Tutorial

Introduction

Ebooklib is used to manage EPUB2/EPUB3 files.

Reading EPUB

import ebooklib
from ebooklib import epub

book = epub.read_epub('test.epub')

There is a ebooklib.epub.read_epub() function used for reading EPUB files. It accepts full file path to the EPUB file as argument. It will return instance of ebooklib.epub.EpubBook class.

Metadata

Method ebooklib.epub.EpubBook.get_metadata() is used for fetching metadata. It accepts 2 arguments. First argument is name of the namespace (‘DC’ for Dublin Core and ‘OPF’ for custom metadata). Second argument is name of the key. It always returns a list. List will be empty if nothing is defined for that key.

Minimal required metadata from Dublic Core set (for EPUB3) is:

  • DC:identifier
  • DC:title
  • DC:language

‘DC’ namespace is used when accessing Dublin Core metadata.

>>> book.get_metadata('DC', 'title')
[('Ratio', {})]

>>> book.get_metadata('DC', 'creator')
[('Firstname Lastname ', {})]

>>> book.get_metadata('DC', 'identifier')
[('9781416566120', {'id': 'isbn_9781416566120'})]

Optional metadata from the Dublic Core set is:

  • DC:creator
  • DC:contributor
  • DC:publisher
  • DC:rights
  • DC:coverage
  • DC:date
  • DC:description

This is how Dublin Core metadata is defined inside of content.opf file.

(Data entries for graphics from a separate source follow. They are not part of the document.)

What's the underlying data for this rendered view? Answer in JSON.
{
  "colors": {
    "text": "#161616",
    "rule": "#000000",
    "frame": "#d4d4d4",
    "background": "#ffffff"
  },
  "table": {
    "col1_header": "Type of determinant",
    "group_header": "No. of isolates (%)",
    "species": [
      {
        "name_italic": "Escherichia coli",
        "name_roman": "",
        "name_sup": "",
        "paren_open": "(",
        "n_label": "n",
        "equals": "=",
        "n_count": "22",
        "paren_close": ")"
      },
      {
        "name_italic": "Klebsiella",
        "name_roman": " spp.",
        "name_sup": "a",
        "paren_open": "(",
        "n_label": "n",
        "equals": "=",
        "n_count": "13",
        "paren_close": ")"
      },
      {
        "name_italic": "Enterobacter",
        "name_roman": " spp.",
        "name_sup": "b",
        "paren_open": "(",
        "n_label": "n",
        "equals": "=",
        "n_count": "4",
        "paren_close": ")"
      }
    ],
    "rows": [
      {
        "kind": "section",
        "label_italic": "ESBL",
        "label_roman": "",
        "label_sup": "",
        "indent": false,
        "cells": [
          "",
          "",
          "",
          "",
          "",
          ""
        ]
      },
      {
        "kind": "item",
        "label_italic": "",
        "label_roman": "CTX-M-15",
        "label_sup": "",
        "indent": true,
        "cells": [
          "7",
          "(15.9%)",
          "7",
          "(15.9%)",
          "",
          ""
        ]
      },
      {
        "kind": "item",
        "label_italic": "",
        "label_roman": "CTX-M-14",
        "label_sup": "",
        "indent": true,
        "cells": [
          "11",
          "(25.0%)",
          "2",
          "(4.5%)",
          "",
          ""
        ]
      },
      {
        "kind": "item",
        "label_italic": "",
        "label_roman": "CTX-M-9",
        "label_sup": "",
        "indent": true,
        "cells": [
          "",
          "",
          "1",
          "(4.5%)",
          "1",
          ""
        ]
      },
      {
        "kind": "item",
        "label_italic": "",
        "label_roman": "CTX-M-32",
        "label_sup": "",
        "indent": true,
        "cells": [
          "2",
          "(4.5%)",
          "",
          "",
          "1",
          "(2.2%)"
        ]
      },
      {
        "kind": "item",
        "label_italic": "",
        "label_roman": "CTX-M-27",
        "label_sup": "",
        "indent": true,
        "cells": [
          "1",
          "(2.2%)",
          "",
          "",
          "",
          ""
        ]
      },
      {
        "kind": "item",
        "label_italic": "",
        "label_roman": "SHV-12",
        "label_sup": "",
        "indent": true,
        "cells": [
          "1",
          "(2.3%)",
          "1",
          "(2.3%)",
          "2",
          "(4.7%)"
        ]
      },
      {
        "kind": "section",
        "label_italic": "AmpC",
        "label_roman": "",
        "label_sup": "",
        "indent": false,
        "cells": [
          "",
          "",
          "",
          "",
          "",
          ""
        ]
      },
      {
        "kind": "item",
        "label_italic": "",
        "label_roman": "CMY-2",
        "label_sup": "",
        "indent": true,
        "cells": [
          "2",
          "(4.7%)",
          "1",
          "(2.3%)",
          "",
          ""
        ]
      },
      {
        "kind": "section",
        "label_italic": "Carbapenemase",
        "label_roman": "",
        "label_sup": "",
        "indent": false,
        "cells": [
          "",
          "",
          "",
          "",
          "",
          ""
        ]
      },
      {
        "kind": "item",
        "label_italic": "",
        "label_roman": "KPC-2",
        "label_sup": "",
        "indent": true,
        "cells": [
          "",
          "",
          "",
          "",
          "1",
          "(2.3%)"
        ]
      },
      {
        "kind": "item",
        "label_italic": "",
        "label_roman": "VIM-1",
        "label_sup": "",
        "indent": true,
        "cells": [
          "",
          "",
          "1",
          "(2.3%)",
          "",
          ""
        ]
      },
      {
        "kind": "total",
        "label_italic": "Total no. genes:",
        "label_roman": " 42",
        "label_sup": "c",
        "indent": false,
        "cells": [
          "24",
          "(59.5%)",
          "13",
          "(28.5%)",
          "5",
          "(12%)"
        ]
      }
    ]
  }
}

<dc:language>en</dc:language>
<dc:identifier id="isbn_9781416566120">9781416566120</dc:identifier>

You can also have custom metadata. For instance this is how custom metadata is defined in content.opf file. You can define same key more then once. 2

<meta content="my-cover-image" name="cover"/>
<meta content="cover-image" name="cover"/>

When accessing custom metadata you will use namespace ‘OPF’. Notice you will get more then one result now.

>>> book.get_metadata('OPF', 'cover')
[(None, {'content': 'my-cover-image', 'name': 'cover'}),
 (None, {'content': 'cover-image', 'name': 'cover'})]

Check the official documentation for more info:

Items

All of the resources (style sheets, images, videos, sounds, scripts and html files) are items.

images = book.get_items_of_type(ebooklib.ITEM_IMAGE)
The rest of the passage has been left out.